Il reste qu’en 1927, le litige sur le Labrador devant les juges en délibéré changeait subitement de nature juridique. Ce n’était plus une affaire intercoloniale, mais un arbitrage entre deux États alors considérés souverains. L’un deux était plus vulnérable que l’autre aux intérêts économiques britanniques, qui se sont maintenus après l’entrée de Terre-Neuve dans la fédération canadienne jusqu’à jouer un rôle central dans le dossier de Churchill Falls.
L’Anglo-Newfoundland Development Corporation avait été fondée en 1905. En 1953, elle s’est jointe à six autres entreprises, dont la banque Rothschild et la multinationale britannique Rio Tinto, pour créer la Brinco. L'association entre Brinco (British Newfoundland Corporation) et Hydro-Québec est au cœur de l'histoire du colossal projet hydroélectrique de Churchill Falls au Labrador. Signé le 15 mai 1969 entre la filiale de Brinco (CFLCo) et Hydro-Québec, le contrat d'achat d'électricité à long terme a permis de bâtir la grande centrale tout en assurant un approvisionnement majeur pour le Québec, devenant par la suite une source constante de débats politiques et juridiques entre le Québec et Terre-Neuve-et-Labrador.

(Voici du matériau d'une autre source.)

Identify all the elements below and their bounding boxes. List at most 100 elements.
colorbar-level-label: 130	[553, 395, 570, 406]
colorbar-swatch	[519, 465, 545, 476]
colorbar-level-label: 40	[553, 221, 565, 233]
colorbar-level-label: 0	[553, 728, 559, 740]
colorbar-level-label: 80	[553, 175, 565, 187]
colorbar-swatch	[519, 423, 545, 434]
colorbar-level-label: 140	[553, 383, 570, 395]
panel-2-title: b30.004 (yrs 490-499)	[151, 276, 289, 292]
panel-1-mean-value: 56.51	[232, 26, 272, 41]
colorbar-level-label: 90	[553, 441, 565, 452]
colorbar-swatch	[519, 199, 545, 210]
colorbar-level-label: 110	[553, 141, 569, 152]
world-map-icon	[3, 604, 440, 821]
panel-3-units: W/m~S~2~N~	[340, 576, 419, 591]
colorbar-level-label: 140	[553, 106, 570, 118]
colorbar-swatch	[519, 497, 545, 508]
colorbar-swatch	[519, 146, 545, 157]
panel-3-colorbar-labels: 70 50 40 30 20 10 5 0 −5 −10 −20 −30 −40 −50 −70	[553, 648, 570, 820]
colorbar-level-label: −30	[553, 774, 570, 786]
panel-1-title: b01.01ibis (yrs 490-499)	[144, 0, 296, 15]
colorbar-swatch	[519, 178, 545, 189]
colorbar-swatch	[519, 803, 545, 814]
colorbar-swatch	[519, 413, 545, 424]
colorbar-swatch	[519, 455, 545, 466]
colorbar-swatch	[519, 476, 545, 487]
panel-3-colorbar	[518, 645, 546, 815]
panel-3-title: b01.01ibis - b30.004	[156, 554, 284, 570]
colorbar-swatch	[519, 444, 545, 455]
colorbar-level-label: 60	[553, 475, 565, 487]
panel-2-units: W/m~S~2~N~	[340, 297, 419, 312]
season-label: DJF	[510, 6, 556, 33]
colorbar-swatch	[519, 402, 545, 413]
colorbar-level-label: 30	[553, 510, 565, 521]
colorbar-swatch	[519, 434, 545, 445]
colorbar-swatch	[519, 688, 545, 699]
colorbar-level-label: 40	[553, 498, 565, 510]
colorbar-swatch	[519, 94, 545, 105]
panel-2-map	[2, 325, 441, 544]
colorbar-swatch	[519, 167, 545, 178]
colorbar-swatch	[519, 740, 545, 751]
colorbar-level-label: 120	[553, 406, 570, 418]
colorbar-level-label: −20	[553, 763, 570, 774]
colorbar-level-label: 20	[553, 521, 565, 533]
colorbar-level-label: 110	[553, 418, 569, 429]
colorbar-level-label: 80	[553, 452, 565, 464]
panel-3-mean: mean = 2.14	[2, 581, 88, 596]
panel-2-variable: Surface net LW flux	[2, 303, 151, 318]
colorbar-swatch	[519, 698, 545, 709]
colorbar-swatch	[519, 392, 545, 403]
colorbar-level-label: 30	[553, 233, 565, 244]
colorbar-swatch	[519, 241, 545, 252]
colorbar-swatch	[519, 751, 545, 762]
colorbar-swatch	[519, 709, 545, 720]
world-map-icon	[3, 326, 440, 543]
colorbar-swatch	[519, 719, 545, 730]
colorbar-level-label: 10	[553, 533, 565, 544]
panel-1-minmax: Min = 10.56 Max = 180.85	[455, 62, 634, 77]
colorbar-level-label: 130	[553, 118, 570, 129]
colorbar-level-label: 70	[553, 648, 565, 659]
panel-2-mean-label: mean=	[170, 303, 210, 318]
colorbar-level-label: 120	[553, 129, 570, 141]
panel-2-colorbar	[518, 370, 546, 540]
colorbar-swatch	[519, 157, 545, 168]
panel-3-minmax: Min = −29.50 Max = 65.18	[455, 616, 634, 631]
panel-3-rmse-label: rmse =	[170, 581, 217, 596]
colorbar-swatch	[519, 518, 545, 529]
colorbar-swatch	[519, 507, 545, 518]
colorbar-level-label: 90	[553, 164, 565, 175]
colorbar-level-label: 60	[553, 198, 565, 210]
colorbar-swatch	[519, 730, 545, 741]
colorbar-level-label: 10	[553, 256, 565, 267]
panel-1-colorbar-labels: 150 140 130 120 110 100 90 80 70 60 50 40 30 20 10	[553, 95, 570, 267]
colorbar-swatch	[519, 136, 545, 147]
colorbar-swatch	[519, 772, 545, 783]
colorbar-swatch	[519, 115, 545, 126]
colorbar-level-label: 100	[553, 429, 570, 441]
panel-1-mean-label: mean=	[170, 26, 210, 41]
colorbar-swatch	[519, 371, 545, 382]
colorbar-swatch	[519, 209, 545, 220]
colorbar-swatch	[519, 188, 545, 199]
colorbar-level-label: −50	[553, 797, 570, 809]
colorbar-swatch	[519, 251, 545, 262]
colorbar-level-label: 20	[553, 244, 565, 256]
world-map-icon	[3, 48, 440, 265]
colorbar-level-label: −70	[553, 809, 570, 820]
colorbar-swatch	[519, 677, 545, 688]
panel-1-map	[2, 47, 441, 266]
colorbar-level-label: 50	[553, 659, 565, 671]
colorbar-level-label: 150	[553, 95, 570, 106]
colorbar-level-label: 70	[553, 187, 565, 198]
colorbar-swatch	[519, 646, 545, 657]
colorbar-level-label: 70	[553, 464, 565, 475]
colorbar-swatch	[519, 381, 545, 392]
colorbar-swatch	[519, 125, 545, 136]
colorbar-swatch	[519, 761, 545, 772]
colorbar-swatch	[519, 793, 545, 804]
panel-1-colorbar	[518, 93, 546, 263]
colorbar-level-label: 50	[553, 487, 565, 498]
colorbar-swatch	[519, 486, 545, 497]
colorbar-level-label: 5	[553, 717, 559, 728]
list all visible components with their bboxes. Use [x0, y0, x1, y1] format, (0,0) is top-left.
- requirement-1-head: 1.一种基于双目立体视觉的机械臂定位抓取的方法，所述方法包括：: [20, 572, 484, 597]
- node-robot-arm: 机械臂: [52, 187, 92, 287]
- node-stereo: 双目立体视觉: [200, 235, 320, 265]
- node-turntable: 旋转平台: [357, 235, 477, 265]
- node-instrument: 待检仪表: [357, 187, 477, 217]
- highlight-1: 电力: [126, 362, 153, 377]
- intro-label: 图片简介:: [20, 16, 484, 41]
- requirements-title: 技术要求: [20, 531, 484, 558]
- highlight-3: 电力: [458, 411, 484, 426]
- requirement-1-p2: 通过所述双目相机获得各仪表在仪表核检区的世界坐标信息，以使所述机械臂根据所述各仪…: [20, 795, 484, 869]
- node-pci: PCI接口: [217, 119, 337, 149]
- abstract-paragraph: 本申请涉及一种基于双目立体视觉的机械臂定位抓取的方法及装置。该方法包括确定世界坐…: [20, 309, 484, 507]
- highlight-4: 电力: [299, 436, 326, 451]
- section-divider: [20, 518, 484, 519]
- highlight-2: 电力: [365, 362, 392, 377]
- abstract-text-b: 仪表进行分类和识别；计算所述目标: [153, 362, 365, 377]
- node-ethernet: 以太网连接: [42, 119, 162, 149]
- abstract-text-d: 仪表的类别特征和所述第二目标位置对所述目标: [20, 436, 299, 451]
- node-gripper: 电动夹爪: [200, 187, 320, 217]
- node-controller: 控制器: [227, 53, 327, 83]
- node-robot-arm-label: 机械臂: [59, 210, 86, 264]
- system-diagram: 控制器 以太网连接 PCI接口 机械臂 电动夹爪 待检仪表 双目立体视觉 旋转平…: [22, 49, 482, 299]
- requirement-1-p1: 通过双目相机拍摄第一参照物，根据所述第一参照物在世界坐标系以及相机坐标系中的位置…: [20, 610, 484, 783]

Affirmer que les juges britanniques en 1927 se situaient dans l’Olympe, au-dessus de basses considérations de nature économique et politique, manquerait de réalisme. Leur fonction fondamentale était d’exprimer la raison d’État impériale. Celle-ci s’opposait parfois à la nouvelle raison d’État canadienne, en s’intéressant par exemple au développement des ressources naturelles.
En 1888, une loi fédérale avait voulu interdire les appels des jugements de la Cour suprême au Conseil privé, mais celui-ci a déclaré tardivement cette loi invalide en 1925 dans un autre jugement étonnant. La même année, un gouverneur général du Canada, qui relevait alors de Londres, rejetait la demande du premier ministre du Canada de déclencher des élections et confiait le pouvoir au chef de l’Opposition plus monarchiste. Ces événements ont conduit à la convocation de la conférence impériale l’année suivante.
L’avis sur le Labrador fut un épisode d’une lutte de pouvoir entourant l’accession du Canada à la souveraineté sans aucune mention des droits autochtones. Le Québec a fait les frais de l’excès de pouvoir des juges britanniques. L’avis du Conseil privé relevait clairement de la géopolitique.
Terre-Neuve est devenue la dixième province après un référendum remporté à 52%. Les appels au Conseil privé ont pris fin l’année suivante.
Cette affaire était en réalité une partition britannique du Canada. Le Canada a récupéré ce territoire en 1948, mais pas le Québec.